Although the potential of Artificial Intelligence (AI) in the construction and real estate industry is recognised, current industry figures show a reluctance to make corresponding investments. This development brings the question of the reasons for this hesitant attitude into focus ahead of EXPO REAL. The debate concentrates not primarily on the functionality of the technology, but on the quality of the data with which it operates.
A large-scale study conducted by PlanRadar among 1,728 construction and real estate professionals in 14 countries illustrates this situation. 58 per cent of respondents attest to AI's ability to significantly mitigate daily challenges, particularly adherence to schedules and dealing with project changes. Nevertheless, almost half of companies do not plan to invest in AI-powered tools. The analysis shows that this reluctance is not due to fear of job losses; only 6 per cent of respondents expressed this concern. This correlates with a persistent shortage of skilled workers in the industry, where AI is perceived as a solution to alleviate this bottleneck.
Data Quality as a Central Challenge
The primary hurdles lie instead in the accuracy and reliability of AI results and in data protection. This illustrates the fundamental connection that AI's performance directly depends on the quality of the data processed. Many companies do not yet have the necessary structures for consistent data collection, which are indispensable for reliable AI applications. For project developers and clients who commit capital and bear project risks, well-founded answers to questions about project status, potential risks, and open decisions are crucially important. This involves increased transparency, risk minimisation, and the basis for sound decisions.
The transformation of AI from a mere reference tool to an active assistant is a decisive factor here. AI agents can not only collate information but also prepare tasks, analyse project data, initiate processes, and transmit structured results to relevant stakeholders. An example of this is an AI agent that continuously monitors a project, converts on-site observations into structured tickets via voice, and assigns these to the appropriate process. This agent can also summarise project progress and highlight risks early on to support decision-making processes. Expert approval remains with humans, while preliminary and follow-up work runs automatically in the background.
Prerequisites for the Reliable Use of AI
Effective AI deployment requires a fundamental review of existing processes. If AI systems are introduced without questioning existing workflows, a significant part of the potential benefit is lost, and there is a risk of receiving only seemingly convincing results based on incomplete data. Martin Pietzonka, Senior Head of Innovation at the Drees & Sommer Group and Head of Startup Hub, emphasises that AI represents a fundamental change in value creation from data and that its performance directly depends on the quality of information.
- —First-class data capture from the outset, to ensure clear assignment of photos, plans, tickets, and protocols to projects.
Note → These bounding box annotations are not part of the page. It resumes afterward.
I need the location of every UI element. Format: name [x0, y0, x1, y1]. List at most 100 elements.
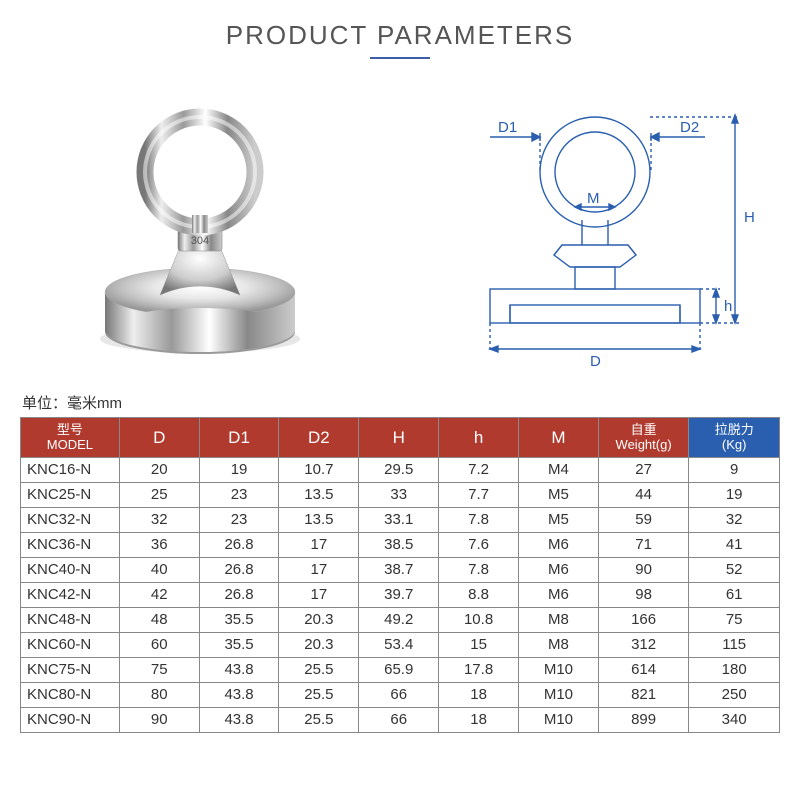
table-cell: 53.4 — [359, 633, 439, 658]
table-cell: 23 — [199, 483, 279, 508]
table-cell: 26.8 — [199, 583, 279, 608]
table-row: KNC80-N8043.825.56618M10821250 — [21, 683, 780, 708]
table-header-cell: D1 — [199, 418, 279, 458]
table-cell: 7.7 — [439, 483, 519, 508]
table-cell: 43.8 — [199, 708, 279, 733]
table-cell: 90 — [598, 558, 689, 583]
table-cell: 7.8 — [439, 508, 519, 533]
table-cell: 33 — [359, 483, 439, 508]
table-cell: 32 — [119, 508, 199, 533]
table-cell: 38.7 — [359, 558, 439, 583]
table-cell: 23 — [199, 508, 279, 533]
table-cell: 20 — [119, 458, 199, 483]
figure-row: 304 — [0, 69, 800, 384]
table-cell: 66 — [359, 683, 439, 708]
table-cell: 71 — [598, 533, 689, 558]
table-cell: 40 — [119, 558, 199, 583]
label-d1: D1 — [498, 119, 517, 136]
table-cell: 66 — [359, 708, 439, 733]
table-cell: M6 — [519, 533, 599, 558]
table-cell: 33.1 — [359, 508, 439, 533]
label-m: M — [587, 190, 600, 207]
table-cell: 35.5 — [199, 633, 279, 658]
table-cell: 8.8 — [439, 583, 519, 608]
table-cell: 48 — [119, 608, 199, 633]
table-cell: KNC42-N — [21, 583, 120, 608]
table-cell: 20.3 — [279, 608, 359, 633]
table-cell: KNC48-N — [21, 608, 120, 633]
table-cell: 26.8 — [199, 558, 279, 583]
table-cell: 15 — [439, 633, 519, 658]
table-cell: 29.5 — [359, 458, 439, 483]
table-cell: M5 — [519, 508, 599, 533]
table-cell: M6 — [519, 583, 599, 608]
table-cell: 17 — [279, 558, 359, 583]
table-header-cell: 型号MODEL — [21, 418, 120, 458]
table-cell: M8 — [519, 633, 599, 658]
table-cell: KNC60-N — [21, 633, 120, 658]
table-cell: 60 — [119, 633, 199, 658]
table-header-cell: D2 — [279, 418, 359, 458]
table-cell: 18 — [439, 683, 519, 708]
table-cell: 42 — [119, 583, 199, 608]
table-header-row: 型号MODELDD1D2HhM自重Weight(g)拉脱力(Kg) — [21, 418, 780, 458]
table-cell: 25.5 — [279, 683, 359, 708]
table-cell: 115 — [689, 633, 780, 658]
table-cell: M8 — [519, 608, 599, 633]
table-cell: 7.2 — [439, 458, 519, 483]
table-cell: KNC32-N — [21, 508, 120, 533]
table-header-cell: M — [519, 418, 599, 458]
table-header-cell: 拉脱力(Kg) — [689, 418, 780, 458]
table-cell: KNC36-N — [21, 533, 120, 558]
table-cell: KNC25-N — [21, 483, 120, 508]
table-cell: 39.7 — [359, 583, 439, 608]
table-cell: 59 — [598, 508, 689, 533]
table-cell: 10.7 — [279, 458, 359, 483]
label-D: D — [590, 353, 601, 370]
table-cell: 25 — [119, 483, 199, 508]
table-cell: 250 — [689, 683, 780, 708]
table-row: KNC40-N4026.81738.77.8M69052 — [21, 558, 780, 583]
table-cell: 36 — [119, 533, 199, 558]
table-row: KNC75-N7543.825.565.917.8M10614180 — [21, 658, 780, 683]
table-cell: 7.8 — [439, 558, 519, 583]
table-cell: M10 — [519, 708, 599, 733]
table-cell: 38.5 — [359, 533, 439, 558]
table-cell: 614 — [598, 658, 689, 683]
table-cell: M10 — [519, 683, 599, 708]
table-cell: KNC40-N — [21, 558, 120, 583]
table-cell: 32 — [689, 508, 780, 533]
table-cell: M6 — [519, 558, 599, 583]
table-cell: 13.5 — [279, 483, 359, 508]
table-cell: KNC75-N — [21, 658, 120, 683]
table-cell: 13.5 — [279, 508, 359, 533]
parameter-table: 型号MODELDD1D2HhM自重Weight(g)拉脱力(Kg) KNC16-… — [20, 417, 780, 733]
table-body: KNC16-N201910.729.57.2M4279KNC25-N252313… — [21, 458, 780, 733]
title-underline — [370, 57, 430, 59]
table-cell: 25.5 — [279, 708, 359, 733]
table-cell: KNC90-N — [21, 708, 120, 733]
table-cell: 9 — [689, 458, 780, 483]
table-cell: 312 — [598, 633, 689, 658]
table-cell: 43.8 — [199, 683, 279, 708]
table-row: KNC32-N322313.533.17.8M55932 — [21, 508, 780, 533]
table-cell: 20.3 — [279, 633, 359, 658]
table-cell: 166 — [598, 608, 689, 633]
table-cell: 43.8 — [199, 658, 279, 683]
table-row: KNC16-N201910.729.57.2M4279 — [21, 458, 780, 483]
table-cell: 10.8 — [439, 608, 519, 633]
table-cell: 17 — [279, 583, 359, 608]
table-cell: 61 — [689, 583, 780, 608]
table-cell: 180 — [689, 658, 780, 683]
table-header-cell: D — [119, 418, 199, 458]
table-row: KNC60-N6035.520.353.415M8312115 — [21, 633, 780, 658]
table-cell: M4 — [519, 458, 599, 483]
table-cell: 44 — [598, 483, 689, 508]
table-cell: 19 — [199, 458, 279, 483]
table-cell: 340 — [689, 708, 780, 733]
table-row: KNC48-N4835.520.349.210.8M816675 — [21, 608, 780, 633]
table-cell: KNC80-N — [21, 683, 120, 708]
table-cell: 27 — [598, 458, 689, 483]
table-cell: 17 — [279, 533, 359, 558]
unit-label: 单位：毫米mm — [22, 392, 800, 413]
- —Process revision instead of mere digitisation, to adapt workflows to the real-time capabilities of systems and clearly define responsibilities.
- —Seamless traceability of AI recommendations and automated processes, especially for clients and insurers in liability-relevant contexts. PlanRadar relies on certified ISO security standards and the exclusive use of customer data for the respective project context for this purpose.
Structured and accessible project data are thus not a technical triviality, but the fundamental prerequisite for reliable AI deployment in practice. The actual added value of AI is not manifested in demonstrative applications, but in its ability to rapidly convert project data into traceable decisions. The technology is already available in many companies; the challenge lies in creating the necessary connective infrastructure.